Si riportano di seguito le caratteristiche principali :
- Soggetti beneficiari: stati, banche centrali o enti di stato di paesi in via di sviluppo.
- Tipologia di progetti e settori finanziabili: possono essere finanziati singoli progetti specifici (una diga, un acquedotto, un tratto stradale, una ferrovia, un ospedale, un progetto agricolo); oppure programmi destinati al finanziamento di "commodity" varie (materie prime, beni di consumo) o di commodity in un determinato settore. Sono considerati prioritari settori quali il sanitario, l'acqua, l'ambiente, l'energia, le infrastrutture, la formazione e il patrimonio culturale.
- Procedure:
la richiesta di un dono viene avanzata dal Pvs, tramite l'Ambasciata, agli Uffici competenti del Mae-Dgcs che ne valutano l'eleggibilità in funzione delle caratteristiche di cooperazione dell'intervento e degli indirizzi politici sul paese. Il progetto, se ritenuto eleggibile, viene presentato al Comitato Direzionale. In caso di delibera positiva, viene elaborato un 'accordo tra Governi' nel quale sono indicati la destinazione del dono, la procedura di gara / l'aggiudicazione dei contratti e le modalità di erogazione e controllo. La Dgcs provvede tramite gli uffici competenti ad accreditare l'importo del finanziamento, secondo le modalità previste nell'accordo, sul 'Conto speciale' presso una 'Banca Agente' scelta dal Governo del paese beneficiario, intestato a suo nome e vincolato, anche per gli interessi maturati, all'utilizzo del finanziamento a dono. Nel caso di doni destinati al finanziamento di 'commodity' viene nominata anche una società di procurement che assiste il Paese beneficiario nell'attività di 'procurement'.
Torna su
4. Doni a Organizzazioni internazionali (Trust Funds)

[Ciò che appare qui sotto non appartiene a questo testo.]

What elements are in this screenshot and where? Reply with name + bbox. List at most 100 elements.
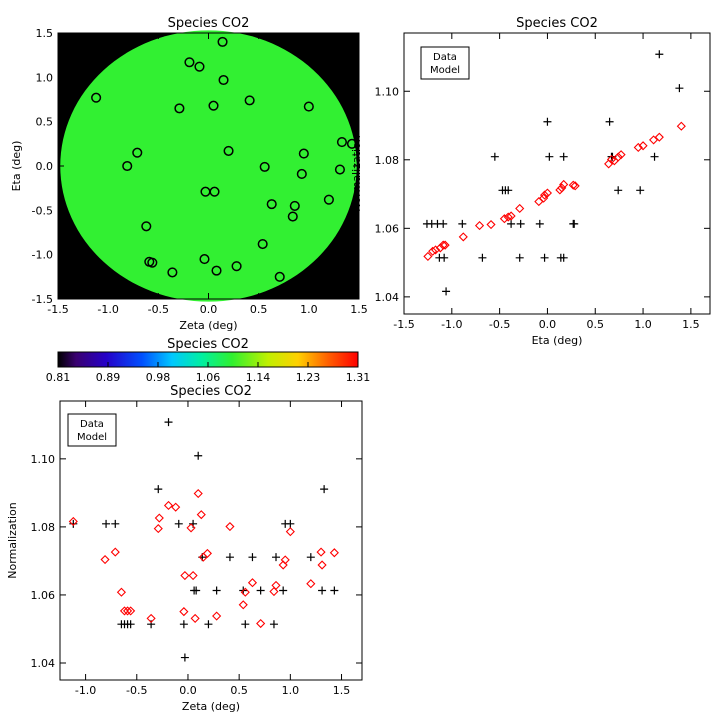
data-point-circle [141,221,152,232]
model-point-diamond [440,240,450,250]
model-point-diamond [474,221,485,231]
y-tick-label: 1.5 [36,27,54,40]
x-axis-label: Eta (deg) [532,334,583,347]
model-point-diamond [559,179,569,190]
colorbar-title: Species CO2 [167,337,249,352]
model-point-diamond [126,606,136,616]
model-point-diamond [171,502,181,512]
model-point-diamond [555,185,565,195]
data-point-circle [334,164,345,175]
data-point-circle [244,95,255,106]
model-point-diamond [616,150,626,160]
colorbar-tick-label: 1.14 [246,371,271,384]
model-point-diamond [539,190,550,200]
data-point-plus [559,253,568,262]
model-point-diamond [506,211,516,221]
data-point-circle [167,267,178,278]
data-point-plus [507,219,516,228]
legend-model: Model [430,65,460,76]
colorbar-tick-label: 0.81 [46,371,71,384]
model-point-diamond [676,121,686,131]
x-tick-label: -1.5 [393,318,414,331]
data-point-plus [69,519,78,528]
data-point-plus [241,620,250,629]
model-point-diamond [116,587,127,597]
x-tick-label: 1.0 [634,318,652,331]
data-point-plus [179,620,188,629]
data-point-plus [279,586,288,595]
model-point-diamond [110,547,120,557]
data-point-plus [192,586,201,595]
data-point-circle [323,194,334,205]
data-point-circle [289,200,300,211]
model-point-diamond [649,135,659,145]
colorbar-tick-label: 0.98 [146,371,171,384]
data-point-plus [559,152,568,161]
data-point-circle [122,160,133,172]
x-tick-label: 1.5 [682,318,700,331]
field-map-panel: -1.5 -1.0 -0.5 0.0 0.5 1.0 1.5 -1.5 -1.0 -0.5 0.0 0… [10,16,368,332]
x-tick-label: 1.5 [350,303,368,316]
y-axis-label: Normalization [350,135,363,211]
data-point-plus [318,586,327,595]
data-point-plus [320,485,329,494]
model-point-diamond [280,555,290,565]
data-point-circle [132,147,143,158]
model-point-diamond [542,188,553,198]
data-point-plus [458,219,467,228]
data-point-plus [225,553,234,562]
x-tick-label: 1.0 [300,303,318,316]
colorbar-tick-label: 0.89 [96,371,121,384]
model-point-diamond [458,232,468,242]
y-tick-label: 1.10 [31,453,56,466]
legend-box [420,46,470,80]
plot-frame [403,32,711,315]
y-tick-label: 0.5 [36,116,54,129]
y-tick-label: 0.0 [36,160,54,173]
data-point-plus [204,620,213,629]
data-point-plus [330,586,339,595]
data-point-plus [147,620,156,629]
data-point-plus [478,253,487,262]
y-tick-label: 1.06 [375,222,400,235]
data-point-plus [614,186,623,195]
data-point-plus [102,519,111,528]
data-point-circle [303,101,314,112]
data-point-circle [147,257,158,268]
data-point-plus [174,519,183,528]
data-point-plus [286,519,295,528]
data-point-circle [336,137,347,148]
model-point-diamond [119,606,130,616]
colorbar-tick-label: 1.06 [196,371,221,384]
model-point-diamond [256,618,266,629]
data-point-circle [274,271,285,282]
y-tick-label: 1.06 [31,589,56,602]
y-tick-label: 1.08 [375,154,400,167]
model-point-diamond [285,527,295,537]
model-point-diamond [188,570,198,581]
model-point-diamond [503,212,513,222]
legend-data: Data [433,52,457,63]
data-point-plus [440,253,449,262]
data-point-circle [298,148,309,159]
x-tick-label: 0.5 [250,303,268,316]
normalization-vs-eta-panel: -1.5 -1.0 -0.5 0.0 0.5 1.0 1.5 1.04 1.06 1.08 1.10… [350,16,711,347]
data-point-plus [111,519,120,528]
x-tick-label: -1.0 [441,318,462,331]
model-point-diamond [613,152,623,162]
x-tick-label: -1.5 [47,303,68,316]
model-point-diamond [154,513,164,523]
field-circle [60,30,357,302]
legend-model: Model [77,432,107,443]
x-tick-label: 0.5 [587,318,605,331]
data-point-circle [91,92,102,103]
legend-box [67,413,117,447]
model-point-diamond [269,586,279,597]
x-axis-label: Zeta (deg) [179,319,237,332]
x-tick-label: -0.5 [126,684,147,697]
model-point-diamond [486,219,496,230]
data-point-plus [675,84,684,93]
data-point-circle [217,36,228,47]
data-point-circle [287,211,298,222]
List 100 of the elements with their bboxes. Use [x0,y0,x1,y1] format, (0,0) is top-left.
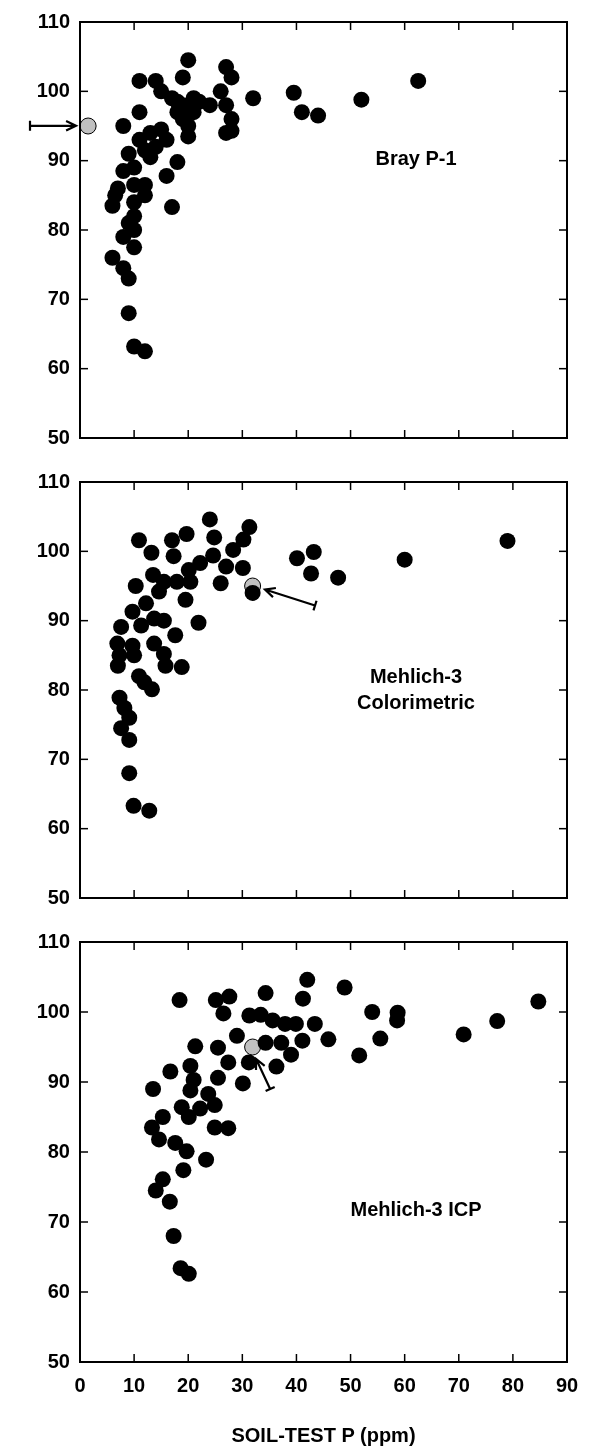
annotation: Bray P-1 [375,146,457,169]
point [190,614,207,631]
y-tick-label: 110 [37,929,70,952]
point [209,1039,226,1056]
point [206,1097,223,1114]
y-tick-label: 50 [47,425,70,448]
point [257,985,274,1002]
point [303,565,320,582]
point [124,603,141,620]
y-tick-label: 100 [36,78,70,101]
point [182,1082,199,1099]
point [187,1038,204,1055]
point [155,612,172,629]
point [163,532,180,549]
point [234,1075,251,1092]
point [240,1054,257,1071]
point [455,1026,472,1043]
point [209,1069,226,1086]
point [178,526,195,542]
point [113,720,130,737]
point [244,584,261,601]
point [372,1030,389,1047]
point [225,541,242,558]
point [330,569,347,586]
point [130,532,147,549]
point [192,1100,209,1117]
point [200,1085,217,1102]
y-tick-label: 60 [47,1279,70,1302]
point [126,647,143,664]
point [244,1038,262,1056]
point [171,992,188,1009]
point [177,591,194,608]
point [306,1015,323,1032]
y-tick-label: 50 [47,1349,70,1372]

L’attività di cooperazione multilaterale si concretizza attraverso la concessione di contributi volontari/doni agli Organismi Internazionali ed alle Istituzioni Finanziarie Internazionali (IFI).
Sia i primi che i secondi sono rivolti ad attività di cooperazione allo sviluppo in aree e tematiche ritenute prioritarie dal Governo italiano. In particolare, il criterio di distribuzione delle risorse è basato su efficacia e incisività delle attività degli organismi beneficiari; grado di ricaduta politica del appoggio italiano; ruolo riservato all’Italia nei processi decisionali; fonti complessive di finanziamento disponibili. In conformità con tali criteri, una quota dei finanziamenti è concentrata sui maggiori organismi internazionali, in primis Agenzie del sistema delle Nazioni Unite.